2013年7月6日土曜日

統計学が最強の学問である を読みました。

統計学が最強の学問である (西内 啓 著、2013.1発行)を読みました。

統計学が巷で話題な中、一般向け統計学の本ということで書店でも平積みされて良くみかけるので、どんなものかよんでみることにしました。

タイトルからして、なかなか強気な本です。
計測値などの観測結果を処理し、その意味や傾向を分析し、さらには意図することを実現するにはどのようにするのが効果的かということを統計的に導くことで、数少ない経験や勘に頼るよりも、良い結論を導く確率は高まり、説得力も持つというのが、統計学の実際に強力な面。
ITや計算機技術の発展により、これまで以上に大規模なデータをすばやく処理できるようになり、ビッグデータの活用といった話を良く聞くようになっている今、統計学は非常に重要であるのは確かなような気もします。

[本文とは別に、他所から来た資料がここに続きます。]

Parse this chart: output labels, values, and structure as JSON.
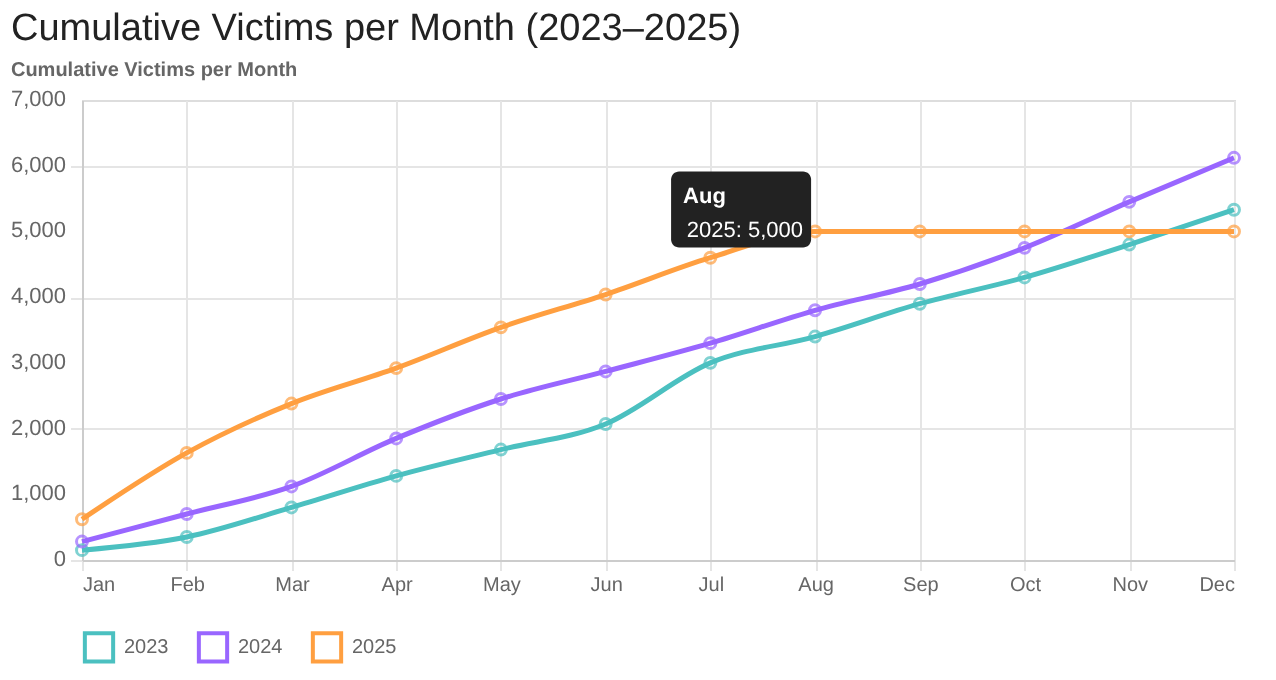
{
  "chart_data": {
    "type": "line",
    "title": "Cumulative Victims per Month (2023–2025)",
    "subtitle": "Cumulative Victims per Month",
    "categories": [
      "Jan",
      "Feb",
      "Mar",
      "Apr",
      "May",
      "Jun",
      "Jul",
      "Aug",
      "Sep",
      "Oct",
      "Nov",
      "Dec"
    ],
    "series": [
      {
        "name": "2023",
        "color": "#4bc0c0",
        "values": [
          150,
          350,
          800,
          1280,
          1680,
          2070,
          3000,
          3400,
          3900,
          4300,
          4800,
          5330
        ]
      },
      {
        "name": "2024",
        "color": "#9966ff",
        "values": [
          280,
          700,
          1120,
          1850,
          2450,
          2870,
          3300,
          3800,
          4200,
          4750,
          5450,
          6120
        ]
      },
      {
        "name": "2025",
        "color": "#ff9f40",
        "values": [
          620,
          1630,
          2380,
          2920,
          3540,
          4040,
          4600,
          5000,
          5000,
          5000,
          5000,
          5000
        ]
      }
    ],
    "ylim": [
      0,
      7000
    ],
    "yticks": [
      0,
      {
        "value": 1000,
        "label": "1,000"
      },
      {
        "value": 2000,
        "label": "2,000"
      },
      {
        "value": 3000,
        "label": "3,000"
      },
      {
        "value": 4000,
        "label": "4,000"
      },
      {
        "value": 5000,
        "label": "5,000"
      },
      {
        "value": 6000,
        "label": "6,000"
      },
      {
        "value": 7000,
        "label": "7,000"
      }
    ],
    "grid": true,
    "legend": "bottom",
    "marker": "circle",
    "line_style": "solid",
    "annotations": [
      "Aug",
      {
        "text": "2025: 5,000",
        "x": "Aug",
        "y": 5000
      }
    ]
  }
}
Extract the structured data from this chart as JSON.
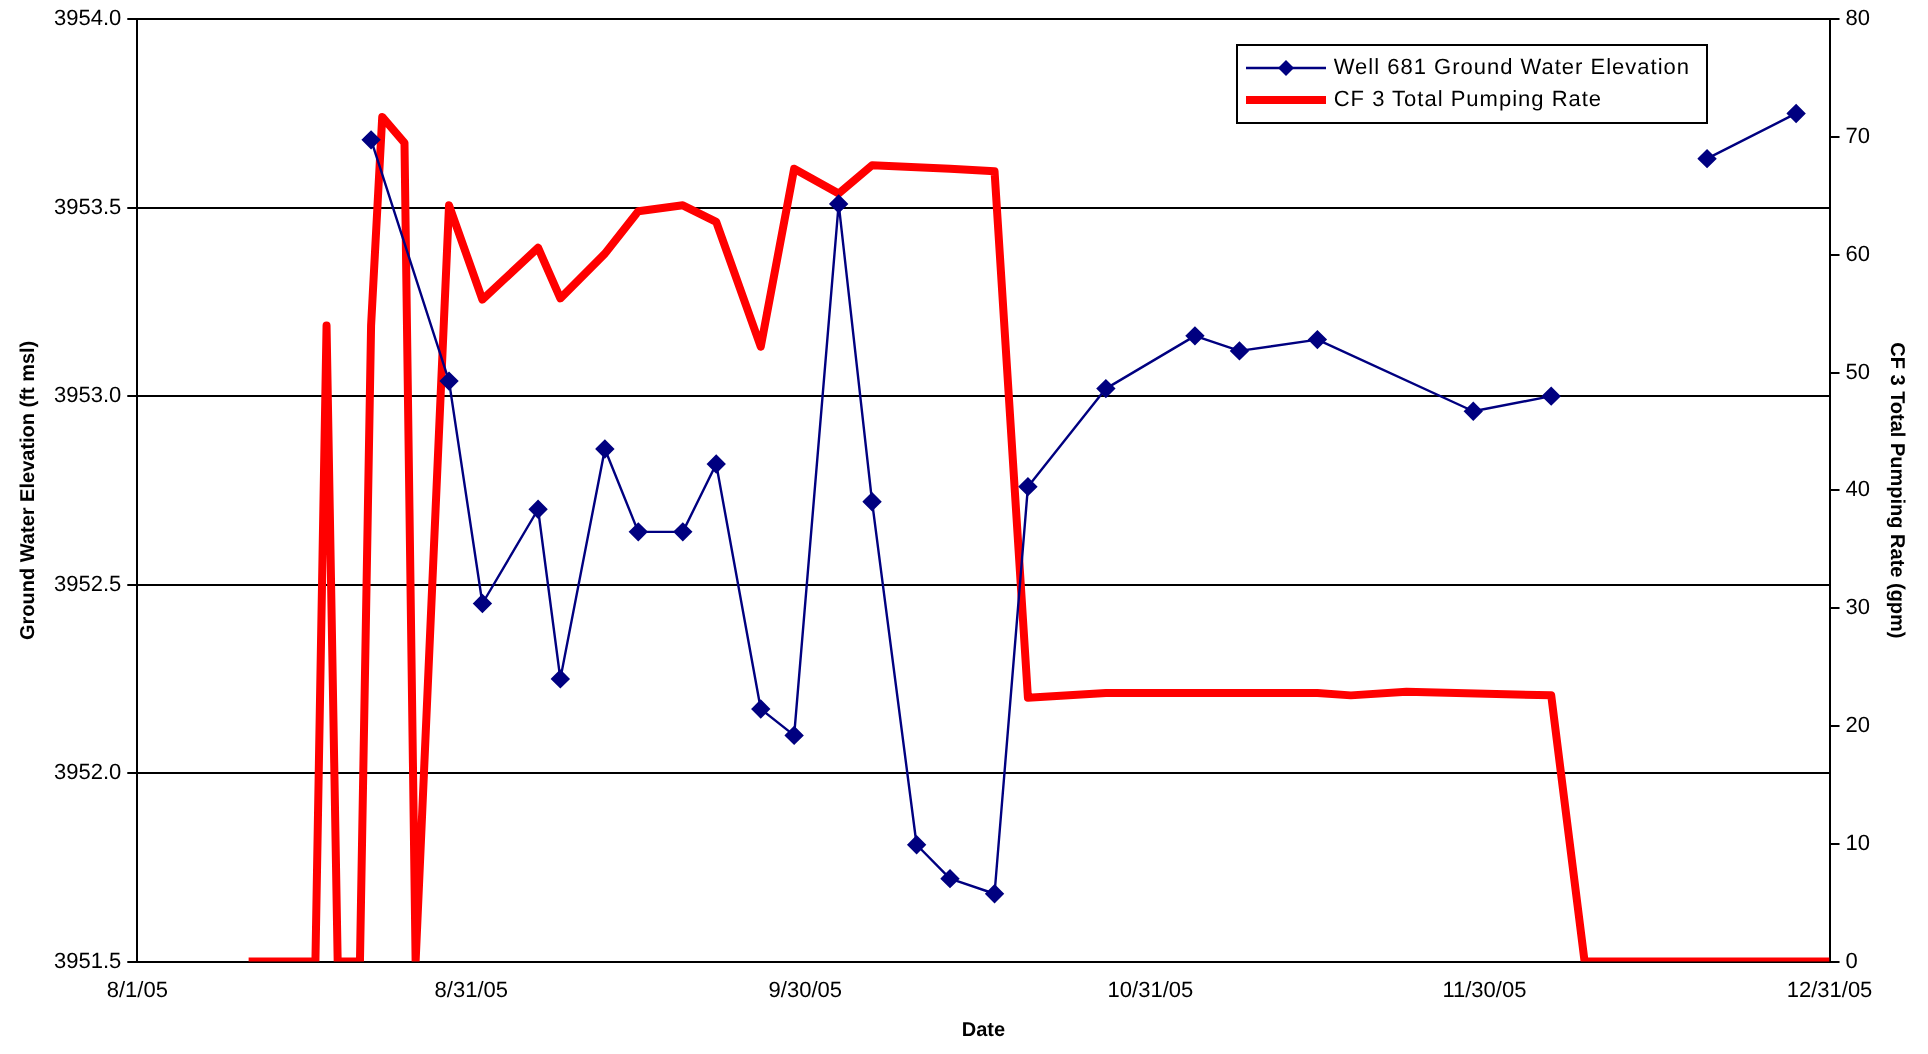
{
  "chart_data": {
    "type": "line",
    "xlabel": "Date",
    "ylabel": "Ground Water Elevation (ft msl)",
    "y2label": "CF 3 Total Pumping Rate (gpm)",
    "xlim": [
      "2005-08-01",
      "2005-12-31"
    ],
    "xticks": [
      {
        "value": "2005-08-01",
        "label": "8/1/05"
      },
      {
        "value": "2005-08-31",
        "label": "8/31/05"
      },
      {
        "value": "2005-09-30",
        "label": "9/30/05"
      },
      {
        "value": "2005-10-31",
        "label": "10/31/05"
      },
      {
        "value": "2005-11-30",
        "label": "11/30/05"
      },
      {
        "value": "2005-12-31",
        "label": "12/31/05"
      }
    ],
    "ylim": [
      3951.5,
      3954.0
    ],
    "yticks": [
      {
        "value": 3951.5,
        "label": "3951.5"
      },
      {
        "value": 3952,
        "label": "3952.0"
      },
      {
        "value": 3952.5,
        "label": "3952.5"
      },
      {
        "value": 3953,
        "label": "3953.0"
      },
      {
        "value": 3953.5,
        "label": "3953.5"
      },
      {
        "value": 3954,
        "label": "3954.0"
      }
    ],
    "y2lim": [
      0,
      80
    ],
    "y2ticks": [
      0,
      10,
      20,
      30,
      40,
      50,
      60,
      70,
      80
    ],
    "grid": "y",
    "legend": "top right",
    "series": [
      {
        "name": "Well 681 Ground Water Elevation",
        "color": "#000080",
        "marker": "diamond",
        "x": [
          "2005-08-22",
          "2005-08-29",
          "2005-09-01",
          "2005-09-06",
          "2005-09-08",
          "2005-09-12",
          "2005-09-15",
          "2005-09-19",
          "2005-09-22",
          "2005-09-26",
          "2005-09-29",
          "2005-10-03",
          "2005-10-06",
          "2005-10-10",
          "2005-10-13",
          "2005-10-17",
          "2005-10-20",
          "2005-10-27",
          "2005-11-04",
          "2005-11-08",
          "2005-11-15",
          "2005-11-29",
          "2005-12-06",
          "2005-12-13",
          "2005-12-20",
          "2005-12-28"
        ],
        "values": [
          3953.68,
          3953.04,
          3952.45,
          3952.7,
          3952.25,
          3952.86,
          3952.64,
          3952.64,
          3952.82,
          3952.17,
          3952.1,
          3953.51,
          3952.72,
          3951.81,
          3951.72,
          3951.68,
          3952.76,
          3953.02,
          3953.16,
          3953.12,
          3953.15,
          3952.96,
          3953.0,
          null,
          3953.63,
          3953.75
        ]
      },
      {
        "name": "CF 3 Total Pumping Rate",
        "color": "#ff0000",
        "marker": "none",
        "axis": "y2",
        "x": [
          "2005-08-11",
          "2005-08-17",
          "2005-08-18",
          "2005-08-19",
          "2005-08-21",
          "2005-08-22",
          "2005-08-23",
          "2005-08-25",
          "2005-08-26",
          "2005-08-29",
          "2005-09-01",
          "2005-09-06",
          "2005-09-08",
          "2005-09-12",
          "2005-09-15",
          "2005-09-19",
          "2005-09-22",
          "2005-09-26",
          "2005-09-29",
          "2005-10-03",
          "2005-10-06",
          "2005-10-13",
          "2005-10-17",
          "2005-10-20",
          "2005-10-27",
          "2005-11-04",
          "2005-11-15",
          "2005-11-18",
          "2005-11-23",
          "2005-12-06",
          "2005-12-09",
          "2005-12-31"
        ],
        "values": [
          0,
          0,
          54,
          0,
          0,
          54,
          71.7,
          69.5,
          0,
          64.2,
          56.2,
          60.6,
          56.3,
          60.1,
          63.7,
          64.2,
          62.8,
          52.2,
          67.3,
          65.2,
          67.6,
          67.3,
          67.1,
          22.4,
          22.8,
          22.8,
          22.8,
          22.6,
          22.9,
          22.6,
          0,
          0
        ]
      }
    ]
  }
}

ただ、本書でも述べられていますが、大量のデータから特徴を抽出したりしても、そこから目的を果たすためにどうすればよいかが最終的に重要で、必ずしもビッグデータである必要もないし、サンプリングの条件や変数の間の相関などを注意しなくては、誤った結論を導きだしてしまうこともある。
だからこそ、計測値やそれらから導かれる推定値の精度、さまざまな制約下でより良い結論をより早く導く統計学の正しい理解が重要。

データ分析に必要となる統計的内容は一通り書かれ、サンプルのランダム化や変数の独立性が十分でないと、得られた数値から誤った結論を導くことになってしまう場合についても説明されていて、結果はその取得のしかたや精度について、慎重に読み解く必要があることも含めて、統計でこんなことができるのかとか、このような分析をするのかといったことがわかる本だと思います。

一般向けの本なので、統計学のエッセンスについても、極力イメージがつかめるように書かれています。それでも、理系大学を出ていたり、文系分野でも統計を一度は学んだりしたことがなければ、理解は少し難しいのではないかと思いました。

実際に統計分析をしたいと思えば、いまではツールもいろいろ出ていて、データを入れれば何かしら答えが出てしまい、新たな知見を得た気がしてしまいがちなことが多いと思います。
統計的にデータを分析するときの制約からくる注意点について、もっと例を増やしたり冗長になっても説明を繰り返してあれば、さらに良かったように思いました。